We started our project back in April 2016, and decided that it’d be a pure swift codebase. As the project grew, more and more swift files got added, we started noticing build times of around 2–3 mins. Few months later, we got to a point that the project would take around 7 minutes to build.

Googling around we found some interesting links.

Using the awesome Xcode analyser plugin for Xcode 7.3.1, we tried to get rid of the top culprits in our project and merged a few pull requests which reduced the build time by 3–6 seconds. But these PRs didn’t really have any affect on the overall build time.

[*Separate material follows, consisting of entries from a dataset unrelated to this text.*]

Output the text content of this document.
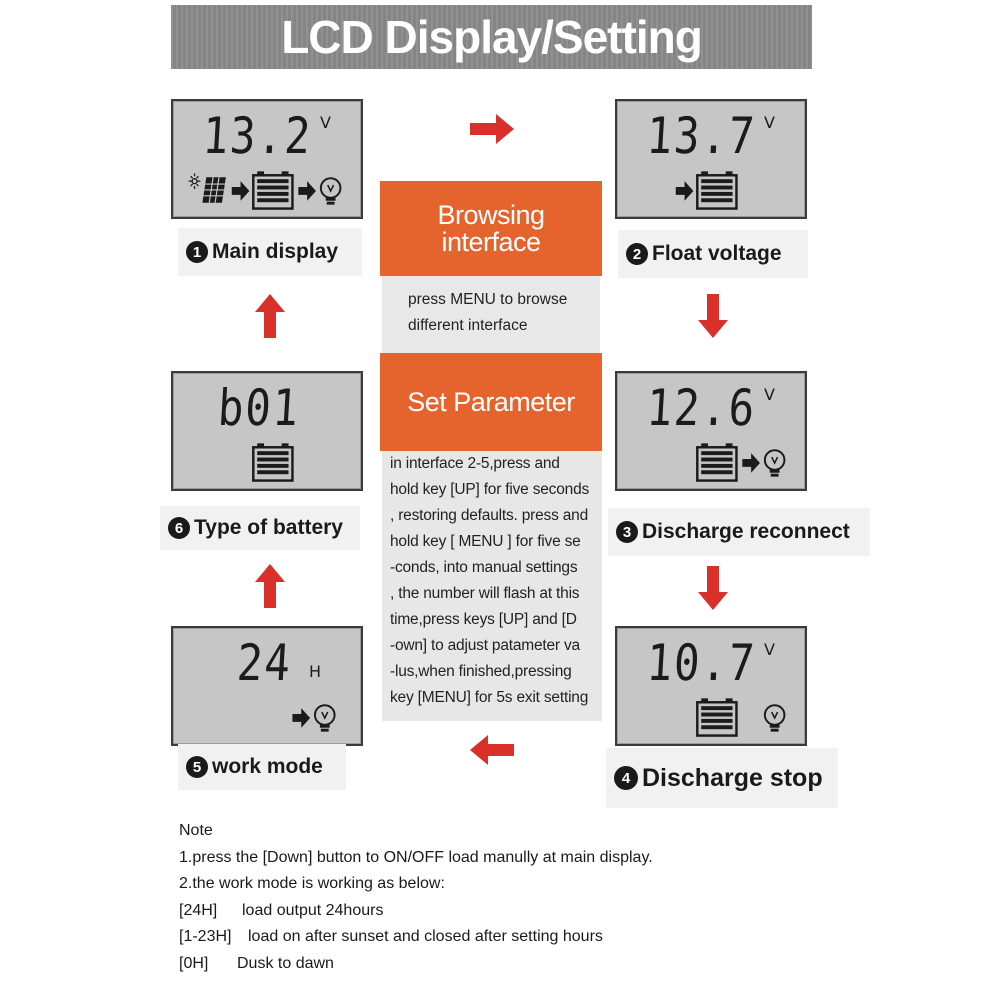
LCD Display/Setting
13.2 V
1 Main display
13.7 V
2 Float voltage
b01
6 Type of battery
12.6 V
3 Discharge reconnect
24 H
5 work mode
10.7 V
4 Discharge stop
Browsing
interface
press MENU to browse
different interface
Set Parameter
in interface 2-5,press and
hold key [UP] for five seconds
, restoring defaults. press and
hold key [ MENU ] for five se
-conds, into manual settings
, the number will flash at this
time,press keys [UP] and [D
-own] to adjust patameter va
-lus,when finished,pressing
key [MENU] for 5s exit setting
Note
1.press the [Down] button to ON/OFF load manully at main display.
2.the work mode is working as below:
[24H] load output 24hours
[1-23H] load on after sunset and closed after setting hours
[0H] Dusk to dawn
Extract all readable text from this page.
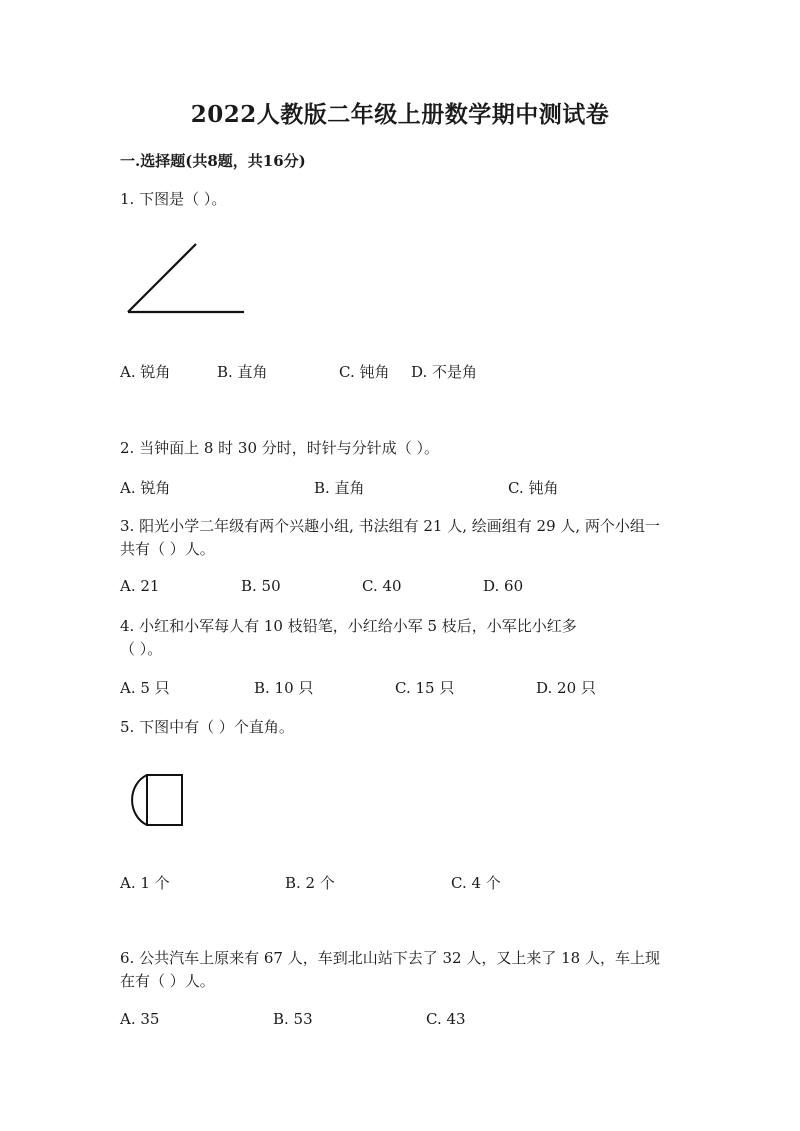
2022人教版二年级上册数学期中测试卷
一.选择题(共8题，共16分)
1. 下图是（ ）。
A. 锐角	B. 直角	C. 钝角 D. 不是角
2. 当钟面上 8 时 30 分时，时针与分针成（ ）。
A. 锐角	B. 直角	C. 钝角
3. 阳光小学二年级有两个兴趣小组, 书法组有 21 人, 绘画组有 29 人, 两个小组一
共有（ ）人。
A. 21	B. 50	C. 40	D. 60
4. 小红和小军每人有 10 枝铅笔，小红给小军 5 枝后，小军比小红多
（ ）。
A. 5 只	B. 10 只	C. 15 只	D. 20 只
5. 下图中有（ ）个直角。
A. 1 个	B. 2 个	C. 4 个
6. 公共汽车上原来有 67 人，车到北山站下去了 32 人，又上来了 18 人，车上现
在有（ ）人。
A. 35	B. 53	C. 43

It still took 7 minutes to build.

Relevant XKCD comic

We were hoping that when Apple released swift 3, there’d be some build time improvements as well. While there were some improvements in the compiler, we didn’t really notice any when building our project.

To make matters worse when Xcode 8.0 was released, it used to do a full recompile instead of doing an incremental build, so changing a simple constant in any file would trigger a rebuild of the whole project. (This was fixed later in Xcode 8.2)

Developers on the team were getting frustrated because of these rebuilds.

Googling around again, we came up on this gem on Stack Overflow.

Workaround for faster builds

Turns out that adding this simple flag to our project settings, reduces the compile time from 7 minutes to 1 minute.

Just go to Build settings for the target in Project settings, and click on the + button to the left of the search bar. Select Add User-Defined Setting
and paste this text into the text field

SWIFT_WHOLE_MODULE_OPTIMIZATION

and set the corresponding value to YES for debug builds and NO for release builds.

Adding SWIFT_WHOLE_MODULE_OPTIMIZATION

When Whole Module Optimization is turned on Xcode compiles all the swift files as one big file, instead of compiling each file individually.

Generally you would have noticed that Whole Module Optimization is said to be enabled for release builds, this is because the compiler can infer and apply optimizations to your codebase if it can see all files at once.

So make sure to set this to No for the release config, and then upload to appstore so that you get the compile time optimizations that the swift compiler can provide.

As a side note you can refer to this answer to see the time it takes to build your project within xcode.

Conclusion

It’s easy to forget that swift is only 2 years old, and lots of contributors are still working hard towards building this language.
While build times have been a very big cause of frustration, the Whole Module Optimisation trick saves us a lot of grief, and allows us to continue writing more and more swift code.